The novel’s foreword states that the story “is written for atheist, Wiccan, Satanist, Luciferinian, Pagan, Jewish, Pantheist, Freethinker, ect. type people,” apparently categorising Judaism as some kind of Neopagan belief system.
The game contains a single brief mention of Islam, in the context of the crusades. The novel goes into more detail, and is quite ambiguous: the only Muslim characters are two sexual predators encountered by Kalista in medieval Jerusalem. But while she criticises Islam’s treatment of women, Kalista regards the religion ultimately as a force for good on the grounds that it is opposed to Christianity (again, I stress that quotations are sic throughout):
You see, over the years of my great sleep, a new religion called Islam was started. During that time the Muslims (the Islam people) grew quite fast and eventually took Jerusalem from the Christians. Now the Christians were striking back in what they called the “Crusades” so they could get Jesus’s land back. […] Muslims actually did a lot of help for us, and still do, I support their causes against, I support their causes againsty don’t know it. I don’t like what they did to women…but they were helping Lucifer unknowingly
In demonising one major religion while consciously giving the others a relatively free pass, The Last Resurrection could fairly be accused of religious hatred.
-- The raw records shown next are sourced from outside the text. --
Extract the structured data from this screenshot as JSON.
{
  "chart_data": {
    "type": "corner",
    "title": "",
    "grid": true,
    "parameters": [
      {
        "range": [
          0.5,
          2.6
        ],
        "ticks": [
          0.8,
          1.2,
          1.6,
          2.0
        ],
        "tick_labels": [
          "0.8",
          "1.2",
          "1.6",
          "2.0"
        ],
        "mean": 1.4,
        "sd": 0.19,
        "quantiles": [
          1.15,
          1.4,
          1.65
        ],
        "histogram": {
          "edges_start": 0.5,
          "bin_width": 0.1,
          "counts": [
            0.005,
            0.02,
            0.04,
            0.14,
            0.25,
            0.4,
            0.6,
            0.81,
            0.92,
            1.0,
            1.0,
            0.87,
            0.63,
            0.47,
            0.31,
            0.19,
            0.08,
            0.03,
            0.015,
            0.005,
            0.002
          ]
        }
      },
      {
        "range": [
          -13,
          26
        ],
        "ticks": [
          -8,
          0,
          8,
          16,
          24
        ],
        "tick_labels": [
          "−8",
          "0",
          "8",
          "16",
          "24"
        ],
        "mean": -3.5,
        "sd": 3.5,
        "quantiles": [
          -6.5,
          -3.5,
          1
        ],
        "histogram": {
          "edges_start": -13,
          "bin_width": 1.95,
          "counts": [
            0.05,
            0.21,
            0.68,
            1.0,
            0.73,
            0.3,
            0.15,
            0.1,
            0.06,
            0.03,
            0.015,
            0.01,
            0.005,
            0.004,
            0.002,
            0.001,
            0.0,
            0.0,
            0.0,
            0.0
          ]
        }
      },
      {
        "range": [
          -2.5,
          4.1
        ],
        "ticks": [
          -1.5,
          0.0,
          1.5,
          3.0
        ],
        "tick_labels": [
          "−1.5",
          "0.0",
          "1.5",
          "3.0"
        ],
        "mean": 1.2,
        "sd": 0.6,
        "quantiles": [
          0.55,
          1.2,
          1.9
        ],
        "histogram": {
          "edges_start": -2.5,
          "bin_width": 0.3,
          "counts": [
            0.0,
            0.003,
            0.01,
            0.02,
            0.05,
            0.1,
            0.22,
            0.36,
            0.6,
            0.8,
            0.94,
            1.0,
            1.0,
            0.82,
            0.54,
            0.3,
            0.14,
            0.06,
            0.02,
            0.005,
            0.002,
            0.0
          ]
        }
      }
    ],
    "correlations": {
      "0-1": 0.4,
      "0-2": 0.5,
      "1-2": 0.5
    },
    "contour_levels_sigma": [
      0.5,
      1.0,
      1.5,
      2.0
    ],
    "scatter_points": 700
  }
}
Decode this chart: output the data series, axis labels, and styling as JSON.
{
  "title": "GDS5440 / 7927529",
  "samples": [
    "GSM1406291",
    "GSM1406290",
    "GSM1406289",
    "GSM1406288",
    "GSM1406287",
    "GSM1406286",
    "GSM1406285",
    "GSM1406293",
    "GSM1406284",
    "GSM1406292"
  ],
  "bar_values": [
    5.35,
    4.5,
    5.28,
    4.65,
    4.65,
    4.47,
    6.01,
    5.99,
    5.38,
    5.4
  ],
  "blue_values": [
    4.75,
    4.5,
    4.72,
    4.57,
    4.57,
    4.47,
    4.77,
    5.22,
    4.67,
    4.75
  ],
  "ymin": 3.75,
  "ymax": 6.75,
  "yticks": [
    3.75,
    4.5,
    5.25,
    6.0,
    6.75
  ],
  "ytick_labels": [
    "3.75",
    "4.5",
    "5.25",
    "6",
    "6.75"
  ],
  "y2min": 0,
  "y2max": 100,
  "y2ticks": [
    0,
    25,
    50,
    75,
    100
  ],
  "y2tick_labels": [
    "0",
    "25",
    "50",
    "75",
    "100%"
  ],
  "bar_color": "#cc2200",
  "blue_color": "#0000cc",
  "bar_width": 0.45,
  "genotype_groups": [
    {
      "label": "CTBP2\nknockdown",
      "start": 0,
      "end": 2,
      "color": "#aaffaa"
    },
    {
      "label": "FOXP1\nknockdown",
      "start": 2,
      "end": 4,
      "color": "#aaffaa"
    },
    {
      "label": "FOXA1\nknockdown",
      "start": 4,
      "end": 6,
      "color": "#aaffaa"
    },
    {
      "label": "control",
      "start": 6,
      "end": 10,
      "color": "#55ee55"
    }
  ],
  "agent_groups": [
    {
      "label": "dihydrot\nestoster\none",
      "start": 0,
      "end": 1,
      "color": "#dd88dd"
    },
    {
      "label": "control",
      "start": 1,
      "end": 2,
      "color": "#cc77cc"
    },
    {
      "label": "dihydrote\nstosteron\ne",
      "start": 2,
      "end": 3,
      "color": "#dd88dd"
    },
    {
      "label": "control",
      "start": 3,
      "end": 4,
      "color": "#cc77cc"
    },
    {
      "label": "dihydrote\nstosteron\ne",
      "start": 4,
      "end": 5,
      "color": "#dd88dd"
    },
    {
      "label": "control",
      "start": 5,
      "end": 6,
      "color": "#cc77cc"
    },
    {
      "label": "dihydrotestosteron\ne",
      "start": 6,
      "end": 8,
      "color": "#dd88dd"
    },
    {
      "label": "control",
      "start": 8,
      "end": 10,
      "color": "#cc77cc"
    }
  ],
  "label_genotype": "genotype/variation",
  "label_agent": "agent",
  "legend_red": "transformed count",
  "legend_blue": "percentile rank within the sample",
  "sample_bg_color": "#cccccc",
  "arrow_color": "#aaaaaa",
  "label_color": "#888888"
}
It bears restating that Hinph’s project has its roots in the “fluffbunny” mindset that was trendy amongst occult-leaning teenagers at the time (for an unsubtle but accurate parody, see this webpage). The fluffbunny scene placed great importance upon the narrative of Pagans being persecuted by Christians, and regarded historical witch-hunts as a communal trauma. The catchphrase “never again the burning times” was popular with young Wiccans of the early 2000s.
In reality, the burning times never went away. While Hinph Gaming was working on The Last Resurrection, Coptic Christians in Egypt were subjected to murders, arson attacks and looting by people who – like our bold heroes Jody, Julie and Kalista – believed Christianity to be an evil faith that had to be stamped out for the good of humanity.
Of course, the simplicity, naivety and crude sensationalism of the game’s anti-Christian message can be contextualised. We should not forget that it was made by a group of Bush-era teenagers; had it been made today, one can readily imagine a few “kill all men” or “die cis scum” slogans being spouted by Kalista and company.
The Last Resurrection is a product of a changing media landscape, in which outsider creators were finding new ways to create platforms – if only small ones – for themselves. It is now easier than ever for people to voice their thoughts, hopes and frustrations; but inevitably, there will be cases where the voice being heard is no more than a series of inarticulate shrieks.